Poco más de una semana para las elecciones, después de la intensidad del proceso es difícil creer que faltan tan pocos días para el final de un proceso que algunas veces ha parecido demasiado largo y dramático.  En ocho días Estados Unidos tendrá a su primer presidente afro-americano o su primera vice presidente mujer. Para mal o para bien, todo el planeta será afectado por el resultado.

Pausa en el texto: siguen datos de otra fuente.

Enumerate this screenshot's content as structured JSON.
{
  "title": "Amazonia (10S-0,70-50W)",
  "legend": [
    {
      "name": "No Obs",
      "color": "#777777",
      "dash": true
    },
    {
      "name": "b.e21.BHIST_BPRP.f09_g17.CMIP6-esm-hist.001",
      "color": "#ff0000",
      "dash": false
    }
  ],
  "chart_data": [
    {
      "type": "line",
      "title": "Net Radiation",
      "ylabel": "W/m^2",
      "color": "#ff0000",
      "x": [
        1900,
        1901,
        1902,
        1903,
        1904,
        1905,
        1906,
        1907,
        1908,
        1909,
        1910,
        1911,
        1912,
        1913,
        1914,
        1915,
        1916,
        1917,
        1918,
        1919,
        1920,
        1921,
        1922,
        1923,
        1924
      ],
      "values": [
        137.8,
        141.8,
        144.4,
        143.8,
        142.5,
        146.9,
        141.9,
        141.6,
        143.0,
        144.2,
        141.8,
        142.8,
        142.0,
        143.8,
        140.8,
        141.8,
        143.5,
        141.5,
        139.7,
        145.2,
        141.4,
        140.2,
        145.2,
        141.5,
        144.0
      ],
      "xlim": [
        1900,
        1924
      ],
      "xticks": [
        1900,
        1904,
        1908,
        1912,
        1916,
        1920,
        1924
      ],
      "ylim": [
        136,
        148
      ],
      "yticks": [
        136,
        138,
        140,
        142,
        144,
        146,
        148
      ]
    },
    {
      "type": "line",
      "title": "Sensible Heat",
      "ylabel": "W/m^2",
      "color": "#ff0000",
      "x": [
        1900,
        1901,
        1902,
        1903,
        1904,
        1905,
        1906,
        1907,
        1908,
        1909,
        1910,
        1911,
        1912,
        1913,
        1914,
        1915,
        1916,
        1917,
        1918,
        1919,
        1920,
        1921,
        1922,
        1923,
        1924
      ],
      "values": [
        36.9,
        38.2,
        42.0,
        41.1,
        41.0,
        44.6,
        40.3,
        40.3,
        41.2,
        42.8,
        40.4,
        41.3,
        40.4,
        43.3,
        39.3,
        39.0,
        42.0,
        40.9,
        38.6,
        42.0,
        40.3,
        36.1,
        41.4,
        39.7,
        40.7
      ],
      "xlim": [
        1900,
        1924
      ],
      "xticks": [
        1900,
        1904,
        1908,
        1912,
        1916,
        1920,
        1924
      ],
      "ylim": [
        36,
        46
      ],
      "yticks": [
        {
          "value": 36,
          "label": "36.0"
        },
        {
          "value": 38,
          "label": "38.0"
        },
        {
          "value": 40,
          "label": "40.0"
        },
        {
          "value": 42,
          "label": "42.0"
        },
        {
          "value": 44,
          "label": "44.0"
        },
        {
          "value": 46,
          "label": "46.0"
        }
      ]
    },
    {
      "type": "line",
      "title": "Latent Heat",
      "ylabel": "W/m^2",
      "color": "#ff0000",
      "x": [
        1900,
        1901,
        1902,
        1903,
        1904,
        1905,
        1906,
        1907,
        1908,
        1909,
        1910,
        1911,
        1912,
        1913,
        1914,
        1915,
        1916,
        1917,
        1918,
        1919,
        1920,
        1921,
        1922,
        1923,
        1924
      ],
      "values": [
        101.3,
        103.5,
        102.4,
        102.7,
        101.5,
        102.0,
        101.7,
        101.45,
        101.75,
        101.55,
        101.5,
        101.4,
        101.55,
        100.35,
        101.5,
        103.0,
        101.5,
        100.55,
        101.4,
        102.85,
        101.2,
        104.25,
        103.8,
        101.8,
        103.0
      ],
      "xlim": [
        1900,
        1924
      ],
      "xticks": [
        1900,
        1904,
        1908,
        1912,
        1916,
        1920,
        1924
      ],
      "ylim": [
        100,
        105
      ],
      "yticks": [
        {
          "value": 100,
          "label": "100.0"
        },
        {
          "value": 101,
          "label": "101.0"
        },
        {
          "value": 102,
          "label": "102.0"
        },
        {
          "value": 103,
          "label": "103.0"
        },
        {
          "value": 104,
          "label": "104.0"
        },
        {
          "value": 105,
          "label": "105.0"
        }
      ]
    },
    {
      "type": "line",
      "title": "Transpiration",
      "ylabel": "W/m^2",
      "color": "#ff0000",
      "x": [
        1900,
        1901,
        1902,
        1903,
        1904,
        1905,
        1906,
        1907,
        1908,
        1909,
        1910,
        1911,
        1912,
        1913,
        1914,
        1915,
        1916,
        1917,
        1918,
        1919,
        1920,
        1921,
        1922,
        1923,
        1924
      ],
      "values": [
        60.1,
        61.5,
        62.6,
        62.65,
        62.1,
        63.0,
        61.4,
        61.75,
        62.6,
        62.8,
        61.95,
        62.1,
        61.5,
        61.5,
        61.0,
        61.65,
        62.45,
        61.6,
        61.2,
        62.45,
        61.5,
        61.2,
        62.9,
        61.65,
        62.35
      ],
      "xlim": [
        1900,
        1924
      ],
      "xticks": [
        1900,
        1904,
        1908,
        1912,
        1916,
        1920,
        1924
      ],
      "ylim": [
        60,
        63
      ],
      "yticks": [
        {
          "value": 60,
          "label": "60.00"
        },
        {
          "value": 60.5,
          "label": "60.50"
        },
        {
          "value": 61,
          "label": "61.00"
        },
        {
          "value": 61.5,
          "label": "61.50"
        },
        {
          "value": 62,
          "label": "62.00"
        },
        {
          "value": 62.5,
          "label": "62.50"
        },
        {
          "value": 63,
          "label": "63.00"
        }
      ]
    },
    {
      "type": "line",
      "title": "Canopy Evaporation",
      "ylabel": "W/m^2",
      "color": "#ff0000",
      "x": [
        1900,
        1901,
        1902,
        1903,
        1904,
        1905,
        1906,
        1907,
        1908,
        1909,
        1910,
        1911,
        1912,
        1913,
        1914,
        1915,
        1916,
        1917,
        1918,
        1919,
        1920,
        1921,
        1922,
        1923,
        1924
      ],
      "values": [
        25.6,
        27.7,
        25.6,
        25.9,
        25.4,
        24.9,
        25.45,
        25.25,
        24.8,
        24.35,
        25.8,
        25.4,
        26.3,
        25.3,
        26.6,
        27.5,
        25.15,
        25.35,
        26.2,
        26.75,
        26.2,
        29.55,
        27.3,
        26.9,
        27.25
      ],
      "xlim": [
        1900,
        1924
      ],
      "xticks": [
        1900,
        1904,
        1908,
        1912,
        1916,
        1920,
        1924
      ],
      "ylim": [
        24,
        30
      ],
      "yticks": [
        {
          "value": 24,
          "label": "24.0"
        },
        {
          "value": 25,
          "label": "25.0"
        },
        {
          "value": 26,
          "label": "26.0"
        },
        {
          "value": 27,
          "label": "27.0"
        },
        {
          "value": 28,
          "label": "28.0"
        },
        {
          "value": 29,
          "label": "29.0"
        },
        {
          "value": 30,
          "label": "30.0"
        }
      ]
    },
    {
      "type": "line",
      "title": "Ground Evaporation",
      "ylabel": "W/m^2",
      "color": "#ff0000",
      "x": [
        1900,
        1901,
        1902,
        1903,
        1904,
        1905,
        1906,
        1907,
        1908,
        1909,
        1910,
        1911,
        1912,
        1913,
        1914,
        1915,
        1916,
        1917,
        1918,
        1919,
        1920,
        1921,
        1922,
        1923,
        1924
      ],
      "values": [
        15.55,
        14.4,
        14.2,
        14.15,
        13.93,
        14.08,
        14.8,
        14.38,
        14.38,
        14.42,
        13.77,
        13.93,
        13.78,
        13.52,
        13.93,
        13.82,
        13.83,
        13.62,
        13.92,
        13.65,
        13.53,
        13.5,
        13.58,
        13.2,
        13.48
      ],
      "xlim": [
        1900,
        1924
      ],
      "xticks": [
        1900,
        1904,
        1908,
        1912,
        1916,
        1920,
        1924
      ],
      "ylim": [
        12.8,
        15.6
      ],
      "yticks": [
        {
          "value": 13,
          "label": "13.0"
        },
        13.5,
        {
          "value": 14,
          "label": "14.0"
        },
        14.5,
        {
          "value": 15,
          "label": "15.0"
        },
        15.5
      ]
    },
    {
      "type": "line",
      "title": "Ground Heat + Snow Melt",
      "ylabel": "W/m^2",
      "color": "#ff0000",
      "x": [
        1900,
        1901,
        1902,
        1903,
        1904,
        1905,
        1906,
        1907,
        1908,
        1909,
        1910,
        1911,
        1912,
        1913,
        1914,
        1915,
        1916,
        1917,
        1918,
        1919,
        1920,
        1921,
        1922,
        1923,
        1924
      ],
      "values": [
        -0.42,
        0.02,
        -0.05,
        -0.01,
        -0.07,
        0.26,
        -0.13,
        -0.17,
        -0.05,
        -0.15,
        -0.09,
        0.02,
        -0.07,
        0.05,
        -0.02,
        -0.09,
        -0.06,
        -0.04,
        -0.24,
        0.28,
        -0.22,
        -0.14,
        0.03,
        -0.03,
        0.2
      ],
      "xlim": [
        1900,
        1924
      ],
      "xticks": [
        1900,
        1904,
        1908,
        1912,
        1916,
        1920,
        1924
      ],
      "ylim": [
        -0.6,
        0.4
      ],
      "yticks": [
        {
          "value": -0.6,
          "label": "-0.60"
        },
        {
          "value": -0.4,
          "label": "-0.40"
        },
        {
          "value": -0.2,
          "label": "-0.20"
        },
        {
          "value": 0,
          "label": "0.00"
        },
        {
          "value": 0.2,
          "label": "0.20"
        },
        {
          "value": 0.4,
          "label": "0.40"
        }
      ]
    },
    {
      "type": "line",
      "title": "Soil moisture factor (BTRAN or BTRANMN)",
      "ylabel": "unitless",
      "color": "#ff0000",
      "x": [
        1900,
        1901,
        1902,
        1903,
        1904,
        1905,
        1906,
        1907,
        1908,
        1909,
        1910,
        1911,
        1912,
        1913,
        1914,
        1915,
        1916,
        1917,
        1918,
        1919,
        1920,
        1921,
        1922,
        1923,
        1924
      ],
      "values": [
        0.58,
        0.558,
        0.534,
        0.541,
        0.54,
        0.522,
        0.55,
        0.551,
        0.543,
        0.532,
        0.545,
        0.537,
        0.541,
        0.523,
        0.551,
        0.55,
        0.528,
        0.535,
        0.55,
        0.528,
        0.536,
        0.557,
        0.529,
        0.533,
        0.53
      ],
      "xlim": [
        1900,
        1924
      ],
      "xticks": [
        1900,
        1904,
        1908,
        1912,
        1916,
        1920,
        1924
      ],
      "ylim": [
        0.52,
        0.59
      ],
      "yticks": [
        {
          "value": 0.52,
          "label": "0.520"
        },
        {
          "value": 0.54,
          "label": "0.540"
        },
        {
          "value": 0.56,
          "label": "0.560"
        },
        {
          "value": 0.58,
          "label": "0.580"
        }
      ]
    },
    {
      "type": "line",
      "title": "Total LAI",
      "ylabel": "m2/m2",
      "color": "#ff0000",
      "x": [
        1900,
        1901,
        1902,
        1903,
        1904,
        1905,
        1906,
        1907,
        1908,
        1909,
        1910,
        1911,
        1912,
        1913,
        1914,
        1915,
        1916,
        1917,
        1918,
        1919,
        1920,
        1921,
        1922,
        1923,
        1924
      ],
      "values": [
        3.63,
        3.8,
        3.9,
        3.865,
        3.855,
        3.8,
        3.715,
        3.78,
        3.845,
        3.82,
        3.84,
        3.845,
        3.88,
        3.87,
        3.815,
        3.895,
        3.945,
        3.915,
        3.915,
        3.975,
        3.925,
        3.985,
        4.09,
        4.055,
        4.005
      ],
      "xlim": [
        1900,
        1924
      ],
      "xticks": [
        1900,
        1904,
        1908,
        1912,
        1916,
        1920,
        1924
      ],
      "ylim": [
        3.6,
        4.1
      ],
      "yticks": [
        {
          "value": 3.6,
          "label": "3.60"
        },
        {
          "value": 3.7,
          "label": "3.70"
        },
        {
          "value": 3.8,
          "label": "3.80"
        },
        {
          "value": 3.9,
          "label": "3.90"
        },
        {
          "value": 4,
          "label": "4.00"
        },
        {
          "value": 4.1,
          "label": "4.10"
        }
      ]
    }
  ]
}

Eugene Robinson, escritor del Washington Post hacía una  pregunta pertinente en su columna de la semana pasada: después del final de una campaña que aparecerá en los libros de historia, qué vamos a hacer para llenar el vacío en nuestras vidas?. Esto se aplica a muchos Estadounidenses, e inclusive extranjeros como el aquí suscrito, que de repente se convirtieron en especialistas amateur en todo lo relacionado con encuestas e información política.  Robinson se muestra preocupado por un interés que a veces raya en la obsesión.  El sentimiento es parecido al de leer una gran novela épica y acercarse a las últimas páginas en las que se difinirá el climax. Las emociones son ambivalentes, por una parte, nos interesa saber cuál va a ser el final, si nuestros heroes favoritos sobrevivirán a la batalla, si habrá una sorpresa de último minuto para darle un giro de 180 grados a la historia. Por otra parte, cuando el libro se termine, las constantes emociones y el suspenso serán cosa del pasado. Quizás el precio de disfrutar una buena historia es llegar a su final.